Friday, January 18, 2008

BELLY GOOD


So a couple of weeks ago, I slipped a disc in my back and was laid out for about 5-6 days. For those of you who have never experienced a herniated disc, consider yourselves lucky. It is truly one of the most painful experiences of my life next to childbirth and kidney stones. One evening, as the Vicodin and Flexorall coctail I'd been taking religiously had begun to wear off, I was bemoaning my situation whilst I tried unsuccessfully to find a comfortable way to sit. My husband (God love him), said "You know, when you get better, you really need to start working out....I mean you ARE overweight." Now....I'm no moron! I know that I've packed on the pounds in the last couple o' years. I've also had two children, have a marriage going on 15 years, am completing my second Master's degree, have a job where I am well -respected and liked...and which pays for our housing and utilities. I have published articles, published a children's book (reviewed in the NY Times), have a wealth of good friends and so on and so forth. Not a bad resume, if I say so myself. But one statement about my weight and all of those accomplishments fly out the window. I can't help feeling as though I'm always defined by my body. And this bugs me, you know? I DO need to exercise. I COULD stand to lose a few pounds, but weighing more shouldn't make me less of a person. It shouldn't define who I am. Sure my jean size has gone up in the last 15 years, but so too has my IQ, my salary, AND my list of accomplishments! Recently, Jennifer Love Hewitt, Tyra Banks, Oprah and others have been chastised for the size of their bellies. How often do we judge a man by the size of his belly? We don't! We also don't begrudge a man a small penis, either. Women just don't do that! Until women start standing up for their bodies and demanding equal treatment--until we learn that weight does not define worth...things will never change. America will continue to fixate on the least accomplished of our gender--Paris Hilton, Nicole Ritchie and the like...and the real role models, who would NEVER make it as fashion models--will be rendered meaningless. I leave you with a poem by my favorite poet, Marge Piercy, entitled BELLY GOOD!

Belly Good

A heap of wheat, says the Song of Songs
but I've never seen wheat in a pile.
Apples, potatoes, cabbages, carrots make lumpy stacks,
but you are sleek as a seal hauled out in the winter sun.
I can see you as a great goose egg or a single juicy and fully ripe peach.
You swell like a natural grassy hill.
You are symmetrical as a Hopewell mound, with the eye of the navel wide open,
the eye of my apple, the pear's port window.
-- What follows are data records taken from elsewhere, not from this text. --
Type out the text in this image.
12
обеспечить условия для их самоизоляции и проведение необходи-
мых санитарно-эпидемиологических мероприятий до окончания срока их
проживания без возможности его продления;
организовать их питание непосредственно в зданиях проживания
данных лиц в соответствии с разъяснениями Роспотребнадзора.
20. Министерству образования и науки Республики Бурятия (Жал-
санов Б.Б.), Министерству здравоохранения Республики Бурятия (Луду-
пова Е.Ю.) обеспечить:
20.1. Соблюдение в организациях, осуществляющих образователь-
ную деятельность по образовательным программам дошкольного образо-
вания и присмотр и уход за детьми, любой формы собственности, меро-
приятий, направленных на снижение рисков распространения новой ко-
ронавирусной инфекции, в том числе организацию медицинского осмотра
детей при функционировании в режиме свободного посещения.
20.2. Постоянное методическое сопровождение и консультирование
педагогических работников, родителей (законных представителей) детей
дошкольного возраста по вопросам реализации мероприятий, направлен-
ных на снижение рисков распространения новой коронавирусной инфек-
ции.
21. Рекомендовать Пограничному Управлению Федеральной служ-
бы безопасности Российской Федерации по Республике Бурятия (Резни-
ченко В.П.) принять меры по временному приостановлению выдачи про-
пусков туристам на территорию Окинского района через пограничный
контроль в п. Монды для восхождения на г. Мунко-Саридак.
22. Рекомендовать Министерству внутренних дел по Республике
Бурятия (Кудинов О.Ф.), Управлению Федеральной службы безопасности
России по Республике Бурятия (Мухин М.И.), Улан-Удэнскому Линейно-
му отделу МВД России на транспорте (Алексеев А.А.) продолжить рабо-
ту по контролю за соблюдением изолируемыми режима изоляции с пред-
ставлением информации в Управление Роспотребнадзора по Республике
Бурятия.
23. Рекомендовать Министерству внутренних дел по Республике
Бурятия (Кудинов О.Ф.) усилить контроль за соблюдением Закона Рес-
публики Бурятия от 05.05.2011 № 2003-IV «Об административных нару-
You're not supposed to exist at all this decade. You're to be flat as a kitchen table,
so children with roller skates can speed over you like those sidewalks of my childhood
that each gave a different roar under my wheels.
You're required to show muscle striations like the ocean sand at ebb tide,
but brick hard.
Clothing is not designed for women of whose warm and flagrant bodies
you are a swelling part. Yet I confess
I meditate with my hands folded on you,
a maternal cushion radiating comfort.
Even when I have been at my thinnest,
you have never abandoned me but curled round as a sleeping cat under my skirt.
When I spread out, so do you.
You like to eat, drink and bang on another belly.
In anxiety I clutch you with nervous fingers
as if you were a purse full of calm.
In my grandmother standing in the fierce sun
I see your cauldron that held eleven children shaped under the tent of her summer dress.
I see you in my mother at thirty in her flapper gear,
skinny legs and then you knocking on the tight dress.
We hand you down like a prize feather quilt.
You are our female shame and sunburst strength.